To show $G$ is solvable, we must prove that its derived series also terminates at $\{e\}$: $G = G^{(0)} \triangleright G^{(1)} \triangleright \cdots \triangleright G^{(m)} = \{e\}$ for some $m$, where $G^{(k)} = [G^{(k-1)}, G^{(k-1)}]$. We prove by induction on $k$ that $G^{(k)} \leq \gamma_{k+1}(G)$ for all $k \geq 0$.

• Base cases: For $k=0$, $G^{(0)} = G = \gamma_1(G)$. For $k=1$, $G^{(1)} = [G, G] = \gamma_2(G)$.
• Inductive hypothesis: Assume $G^{(k-1)} \leq \gamma_k(G)$ for some $k \geq 2$.
• Inductive step: Then $G^{(k)} = [G^{(k-1)}, G^{(k-1)}]$. Since $G^{(k-1)} \leq \gamma_k(G) \leq G$, we have $[G^{(k-1)}, G^{(k-1)}] \leq [G, G^{(k-1)}]$ (because commutators in the former are special cases of those in the latter, with the first element from $G^{(k-1)} \subseteq G$). Moreover, $[G, G^{(k-1)}] \leq [G, \gamma_k(G)] = \gamma_{k+1}(G)$ (because $G^{(k-1)} \leq \gamma_k(G)$, so the subgroup generated by commutators $[g, h]$ with $h \in G^{(k-1)}$ is contained in the subgroup generated by such with $h \in \gamma_k(G)$). Thus, $G^{(k)} \leq \gamma_{k+1}(G)$.

By induction, $G^{(k)} \leq \gamma_{k+1}(G)$ for all $k$.

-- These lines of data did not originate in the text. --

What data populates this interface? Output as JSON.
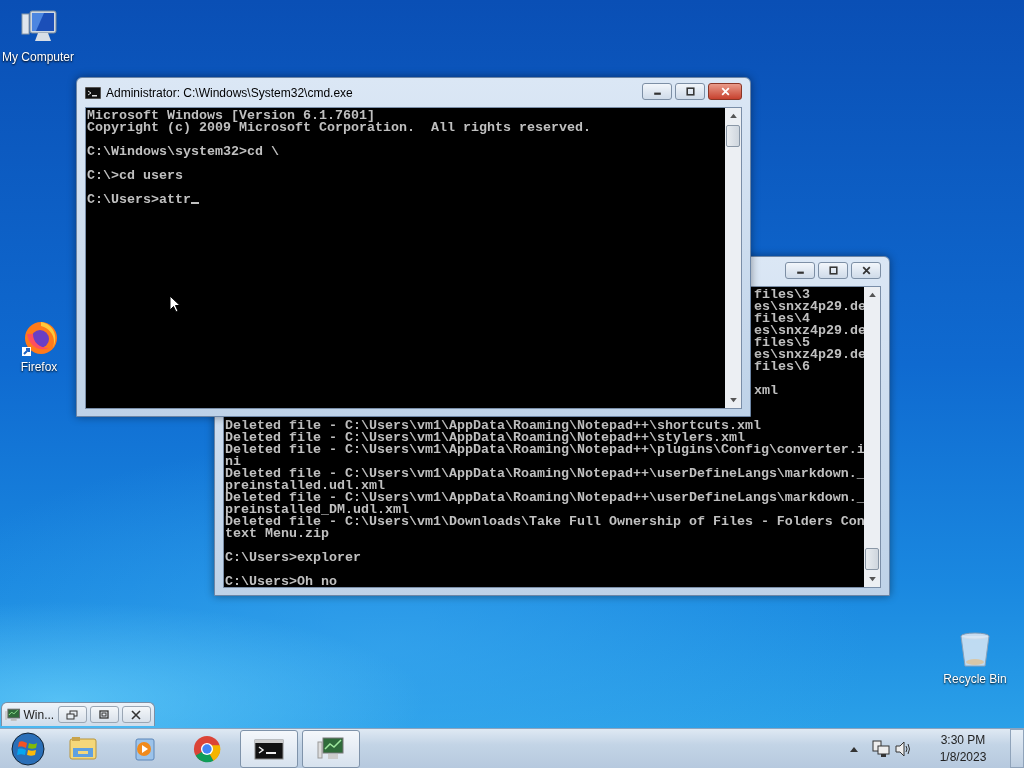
{
  "desktop_icons": [
    {
      "label": "My Computer",
      "kind": "computer"
    },
    {
      "label": "Firefox",
      "kind": "firefox"
    },
    {
      "label": "Recycle Bin",
      "kind": "recycle"
    }
  ],
  "back_console": {
    "strip_blocks": [
      [
        "files\\3",
        "es\\snxz4p29.de",
        "files\\4",
        "es\\snxz4p29.de",
        "files\\5",
        "es\\snxz4p29.de",
        "files\\6"
      ],
      [
        "xml"
      ]
    ],
    "blocks": [
      [
        "Deleted file - C:\\Users\\vm1\\AppData\\Roaming\\Notepad++\\shortcuts.xml",
        "Deleted file - C:\\Users\\vm1\\AppData\\Roaming\\Notepad++\\stylers.xml",
        "Deleted file - C:\\Users\\vm1\\AppData\\Roaming\\Notepad++\\plugins\\Config\\converter.i",
        "ni",
        "Deleted file - C:\\Users\\vm1\\AppData\\Roaming\\Notepad++\\userDefineLangs\\markdown._",
        "preinstalled.udl.xml",
        "Deleted file - C:\\Users\\vm1\\AppData\\Roaming\\Notepad++\\userDefineLangs\\markdown._",
        "preinstalled_DM.udl.xml",
        "Deleted file - C:\\Users\\vm1\\Downloads\\Take Full Ownership of Files - Folders Con",
        "text Menu.zip"
      ],
      [
        "C:\\Users>explorer"
      ],
      [
        "C:\\Users>Oh no"
      ]
    ]
  },
  "front_console": {
    "title": "Administrator: C:\\Windows\\System32\\cmd.exe",
    "cursor": true,
    "blocks": [
      [
        "Microsoft Windows [Version 6.1.7601]",
        "Copyright (c) 2009 Microsoft Corporation.  All rights reserved."
      ],
      [
        "C:\\Windows\\system32>cd \\"
      ],
      [
        "C:\\>cd users"
      ],
      [
        "C:\\Users>attr"
      ]
    ]
  },
  "minimized_window": {
    "title": "Win..."
  },
  "taskbar_items": [
    {
      "kind": "explorer",
      "running": false
    },
    {
      "kind": "media",
      "running": false
    },
    {
      "kind": "chrome",
      "running": false
    },
    {
      "kind": "cmd",
      "running": true
    },
    {
      "kind": "monitor",
      "running": true
    }
  ],
  "clock": {
    "time": "3:30 PM",
    "date": "1/8/2023"
  }
}
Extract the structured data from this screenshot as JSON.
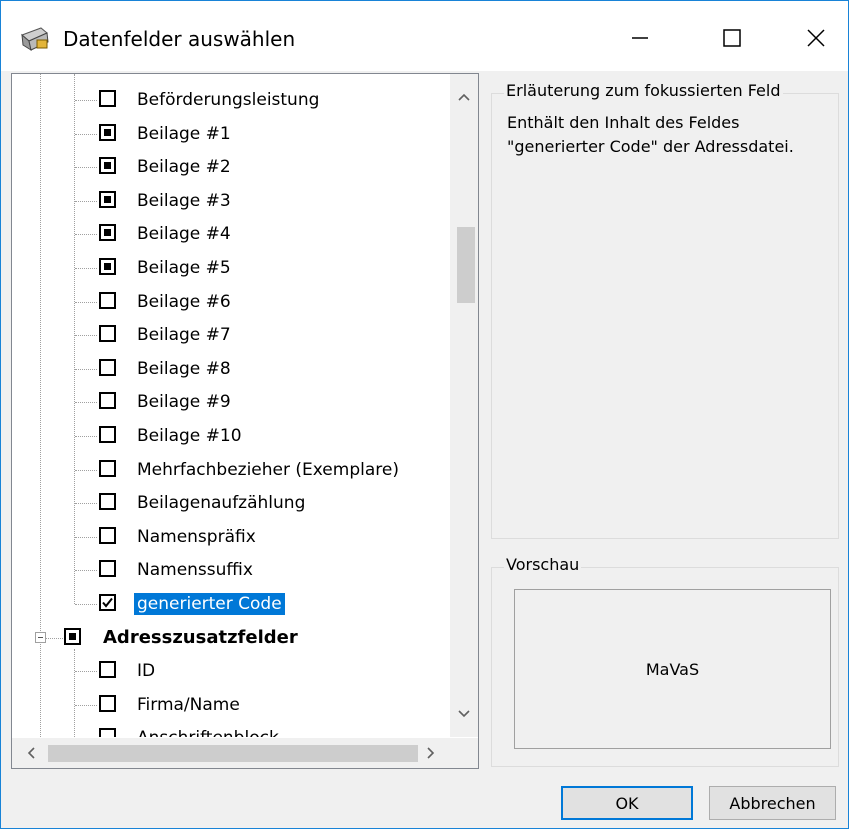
{
  "window": {
    "title": "Datenfelder auswählen",
    "icons": {
      "app": "address-book-icon",
      "minimize": "minimize-icon",
      "maximize": "maximize-icon",
      "close": "close-icon"
    }
  },
  "tree": {
    "items": [
      {
        "label": "Beförderungsleistung",
        "state": "unchecked"
      },
      {
        "label": "Beilage #1",
        "state": "indeterminate"
      },
      {
        "label": "Beilage #2",
        "state": "indeterminate"
      },
      {
        "label": "Beilage #3",
        "state": "indeterminate"
      },
      {
        "label": "Beilage #4",
        "state": "indeterminate"
      },
      {
        "label": "Beilage #5",
        "state": "indeterminate"
      },
      {
        "label": "Beilage #6",
        "state": "unchecked"
      },
      {
        "label": "Beilage #7",
        "state": "unchecked"
      },
      {
        "label": "Beilage #8",
        "state": "unchecked"
      },
      {
        "label": "Beilage #9",
        "state": "unchecked"
      },
      {
        "label": "Beilage #10",
        "state": "unchecked"
      },
      {
        "label": "Mehrfachbezieher (Exemplare)",
        "state": "unchecked"
      },
      {
        "label": "Beilagenaufzählung",
        "state": "unchecked"
      },
      {
        "label": "Namenspräfix",
        "state": "unchecked"
      },
      {
        "label": "Namenssuffix",
        "state": "unchecked"
      },
      {
        "label": "generierter Code",
        "state": "checked",
        "selected": true
      }
    ],
    "group": {
      "label": "Adresszusatzfelder",
      "state": "indeterminate",
      "expanded": true
    },
    "group_items": [
      {
        "label": "ID",
        "state": "unchecked"
      },
      {
        "label": "Firma/Name",
        "state": "unchecked"
      },
      {
        "label": "Anschriftenblock",
        "state": "unchecked"
      }
    ]
  },
  "description": {
    "title": "Erläuterung zum fokussierten Feld",
    "line1": "Enthält den Inhalt des Feldes",
    "line2": "\"generierter Code\" der Adressdatei."
  },
  "preview": {
    "title": "Vorschau",
    "value": "MaVaS"
  },
  "buttons": {
    "ok": "OK",
    "cancel": "Abbrechen"
  }
}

Since $G$ is nilpotent, $\gamma_c(G) = \{e\}$, and the lower central series stabilizes: $\gamma_k(G) = \{e\}$ for all $k \geq c$. Choose $k \geq c-1$, so $k+1 \geq c$. Then $G^{(k)} \leq \gamma_{k+1}(G) = \{e\}$, hence $G^{(k)} = \{e\}$. Therefore, the derived series terminates at $\{e\}$, and $G$ is solvable.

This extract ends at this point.